Ship to shore: Meeting Gulf Craft’s Quality Control Manager Patricia Caswell

Ship to shore: Meeting Gulf Craft’s Quality Control Manager Patricia Caswell

By Georgia Tindale 

In our latest ‘ship to shore’ interview, Yotspot catches up with Patricia Caswell, a former yacht captain, who is now Quality Control Manager for the UAE-based shipyard Gulf Craft. Patricia speaks candidly from experience about the highs and lows of life at sea, how to successfully navigate the transition to dry land, and what it really takes to get ahead in this unusual and ever-changing industry. 

First, give us the potted history. How did you end up in yachting? 

Like many people in the industry, I fell into it! I had finished high school and was visiting my mom in the Whitsunday Islands in Australia.
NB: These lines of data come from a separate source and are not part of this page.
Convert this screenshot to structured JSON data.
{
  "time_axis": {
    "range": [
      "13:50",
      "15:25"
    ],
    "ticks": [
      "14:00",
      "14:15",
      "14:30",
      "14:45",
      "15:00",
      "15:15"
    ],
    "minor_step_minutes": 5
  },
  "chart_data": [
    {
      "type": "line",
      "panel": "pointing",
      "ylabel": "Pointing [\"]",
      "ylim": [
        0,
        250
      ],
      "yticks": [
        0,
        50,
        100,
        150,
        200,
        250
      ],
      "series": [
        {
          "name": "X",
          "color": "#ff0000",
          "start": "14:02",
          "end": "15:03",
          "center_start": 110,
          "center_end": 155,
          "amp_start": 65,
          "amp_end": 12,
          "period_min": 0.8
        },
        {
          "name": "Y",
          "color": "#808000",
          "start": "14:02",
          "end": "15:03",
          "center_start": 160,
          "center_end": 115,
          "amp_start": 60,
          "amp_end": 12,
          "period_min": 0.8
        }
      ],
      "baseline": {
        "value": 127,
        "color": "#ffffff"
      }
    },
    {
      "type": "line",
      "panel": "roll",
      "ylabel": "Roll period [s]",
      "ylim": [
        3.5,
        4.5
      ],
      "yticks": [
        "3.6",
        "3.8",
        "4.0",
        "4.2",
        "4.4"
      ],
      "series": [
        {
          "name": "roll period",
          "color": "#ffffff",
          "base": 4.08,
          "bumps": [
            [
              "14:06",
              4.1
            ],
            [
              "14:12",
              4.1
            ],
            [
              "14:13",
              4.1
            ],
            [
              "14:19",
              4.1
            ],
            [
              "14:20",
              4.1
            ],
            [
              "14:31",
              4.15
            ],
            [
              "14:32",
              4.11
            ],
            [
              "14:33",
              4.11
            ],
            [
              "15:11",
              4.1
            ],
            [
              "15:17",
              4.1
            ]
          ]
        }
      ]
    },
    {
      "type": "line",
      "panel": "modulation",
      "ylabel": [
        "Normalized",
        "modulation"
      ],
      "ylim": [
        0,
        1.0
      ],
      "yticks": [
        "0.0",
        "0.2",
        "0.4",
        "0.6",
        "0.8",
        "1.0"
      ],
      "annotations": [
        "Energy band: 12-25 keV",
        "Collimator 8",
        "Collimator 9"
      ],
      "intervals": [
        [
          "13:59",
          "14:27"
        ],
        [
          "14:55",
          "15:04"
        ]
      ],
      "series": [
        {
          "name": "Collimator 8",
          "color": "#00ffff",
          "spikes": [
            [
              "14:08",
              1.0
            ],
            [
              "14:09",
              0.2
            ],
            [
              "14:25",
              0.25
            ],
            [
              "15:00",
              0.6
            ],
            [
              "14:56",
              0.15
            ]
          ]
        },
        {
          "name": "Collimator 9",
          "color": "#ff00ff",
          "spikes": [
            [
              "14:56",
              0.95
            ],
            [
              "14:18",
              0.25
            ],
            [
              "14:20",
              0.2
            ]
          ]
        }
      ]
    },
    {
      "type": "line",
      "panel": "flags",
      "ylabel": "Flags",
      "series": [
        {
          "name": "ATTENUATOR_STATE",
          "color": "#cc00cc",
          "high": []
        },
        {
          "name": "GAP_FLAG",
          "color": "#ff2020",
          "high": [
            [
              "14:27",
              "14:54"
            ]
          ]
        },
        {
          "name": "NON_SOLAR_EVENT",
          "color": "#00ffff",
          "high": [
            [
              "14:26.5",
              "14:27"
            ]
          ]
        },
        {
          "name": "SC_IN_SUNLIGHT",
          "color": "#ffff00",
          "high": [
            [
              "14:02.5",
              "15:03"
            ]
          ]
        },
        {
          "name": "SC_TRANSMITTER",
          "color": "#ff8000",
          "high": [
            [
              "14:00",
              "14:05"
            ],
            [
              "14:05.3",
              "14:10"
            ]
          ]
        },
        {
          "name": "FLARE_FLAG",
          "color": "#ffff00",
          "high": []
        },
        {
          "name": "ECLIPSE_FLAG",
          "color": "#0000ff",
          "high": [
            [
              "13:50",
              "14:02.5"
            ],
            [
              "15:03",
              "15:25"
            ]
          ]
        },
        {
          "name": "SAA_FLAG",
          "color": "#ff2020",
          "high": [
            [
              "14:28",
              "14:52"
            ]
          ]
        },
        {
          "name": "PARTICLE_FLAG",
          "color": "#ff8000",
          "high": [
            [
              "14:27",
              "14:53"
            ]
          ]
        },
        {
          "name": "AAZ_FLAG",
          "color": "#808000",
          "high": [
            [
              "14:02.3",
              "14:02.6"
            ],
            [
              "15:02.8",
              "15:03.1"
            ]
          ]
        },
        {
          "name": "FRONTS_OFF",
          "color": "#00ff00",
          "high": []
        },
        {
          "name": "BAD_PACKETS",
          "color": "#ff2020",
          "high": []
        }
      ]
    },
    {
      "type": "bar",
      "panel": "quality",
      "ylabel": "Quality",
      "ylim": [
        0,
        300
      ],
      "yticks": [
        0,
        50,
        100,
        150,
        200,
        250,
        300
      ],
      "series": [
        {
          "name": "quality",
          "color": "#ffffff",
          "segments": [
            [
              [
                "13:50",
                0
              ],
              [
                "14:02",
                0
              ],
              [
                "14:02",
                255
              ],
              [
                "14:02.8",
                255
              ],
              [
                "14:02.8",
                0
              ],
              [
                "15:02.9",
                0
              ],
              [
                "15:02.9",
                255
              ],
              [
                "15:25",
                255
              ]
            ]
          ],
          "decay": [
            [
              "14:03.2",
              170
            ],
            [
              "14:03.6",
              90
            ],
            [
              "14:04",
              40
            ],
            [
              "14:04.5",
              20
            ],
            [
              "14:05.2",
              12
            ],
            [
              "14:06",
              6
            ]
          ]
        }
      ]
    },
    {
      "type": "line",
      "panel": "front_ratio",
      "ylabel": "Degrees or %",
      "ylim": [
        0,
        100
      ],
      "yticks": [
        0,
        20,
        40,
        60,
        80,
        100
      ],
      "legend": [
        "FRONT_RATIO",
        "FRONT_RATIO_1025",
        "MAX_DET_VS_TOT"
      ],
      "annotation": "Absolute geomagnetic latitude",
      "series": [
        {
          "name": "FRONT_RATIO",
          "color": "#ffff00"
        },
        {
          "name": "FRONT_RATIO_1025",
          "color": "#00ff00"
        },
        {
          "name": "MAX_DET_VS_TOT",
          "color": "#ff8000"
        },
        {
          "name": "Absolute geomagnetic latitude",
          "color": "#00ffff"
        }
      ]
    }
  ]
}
She sent me out on an old Maxi racing yacht for a day trip, just to go sailing and experience the area. While I was on board, I just completely fell in love with it all, so I applied for a job and started the very next day. I started off as a stewardess for a few weeks and then thought, ‘this isn’t for me’, so I moved out on deck, and the rest is history! 


How was your first role as Captain? 

It was on board an old America’s Cup challenger from Australia called Southern Cross. She is a beautiful boat, but it was quite a challenging experience for my first role because there were only two crew onboard and 14 guests, so your hands are extremely full! You are learning to look after the safety of the guests while you are also sailing the vessel – so it was definitely a baptism by fire.

What are the main lessons you have learned from being a Captain?

The biggest lesson I have learned is the need to be compassionate towards everyone on board. Everybody is spending a lot of time away from their families and friends, and that is hard work. Everyone looks at it with these big rose-tinted lenses from the outside, but it can be really tough for people. Learning to be compassionate, not the hard-nosed sailor you were brought up to be, that was a really important lesson. 

Since 2020, you have been Quality Control (QC) Manager at Gulf Craft, which is a fully shoreside role. What does this entail and how was the transition for you? 

It was actually a very natural transition, as I had recently gotten married and received my first utility bill – I started to understand what it was like being shoreside. I was thinking, ‘Oh this is kind of nice, I can actually go home at the end of the day.’ In terms of what I do in my job, the quality department is involved in so many different steps of a yacht’s journey, from start to finish. 

For example, if the design and engineering team want to put a product into a boat – a variety of paint, a piece of equipment, even down to a different type of pipe – the QC team will do a lot of the in-house testing for it to ensure its safety. During a build, we will be evaluating everything and asking, ‘is everything installed and commissioned correctly?’ We will literally have our hands and eyes on every stage of the build, right up until handover and delivery – so there is plenty to do!

Do you need a yachting background to work in QC?

There are so many different positions within QC that I don’t think you do. I work with a chemical engineer who doesn’t have boating experience, but he does know how to test and work with the chemicals we are using every day in lamination, bonding all matters of procedures.

We also have another employee who was a car mechanic, but now has earned his captain’s license up to 24 metres and does sea trials with me. There are so many levels within QC which need different modes of experience that you don’t need to have come from yachting operations – although a portion of that is definitely needed on the team. 

Career highlights working in QC so far?

Definitely working on Gulf Craft’s Majesty 175, especially doing her first sea trials. This is the world’s largest composite production yacht – 54 metres and 780 GT – and so there were no class rules written for it! Nothing like this had been done before, so Gulf Craft was literally testing and writing rules with Class on fire integrity, stability and so on. There are always a lot of naysayers in the industry, so to be able to develop her and be able to go out and run successful performance tests like we did – it just blew it all out of the water! 

Would you recommend the yachting industry to those outside of it? 

Yes, 100%! Yachting has been very good to me, and I am truly thankful for it. I don’t think I’ll ever be far away from it, even though I am now working shoreside. Many of my friends’ teenagers, are asking me about it all the time, and I always recommend it to them. Yachting offers an amazing opportunity for you to see the world, gain varied skills and experience so many different lifestyles for yourself.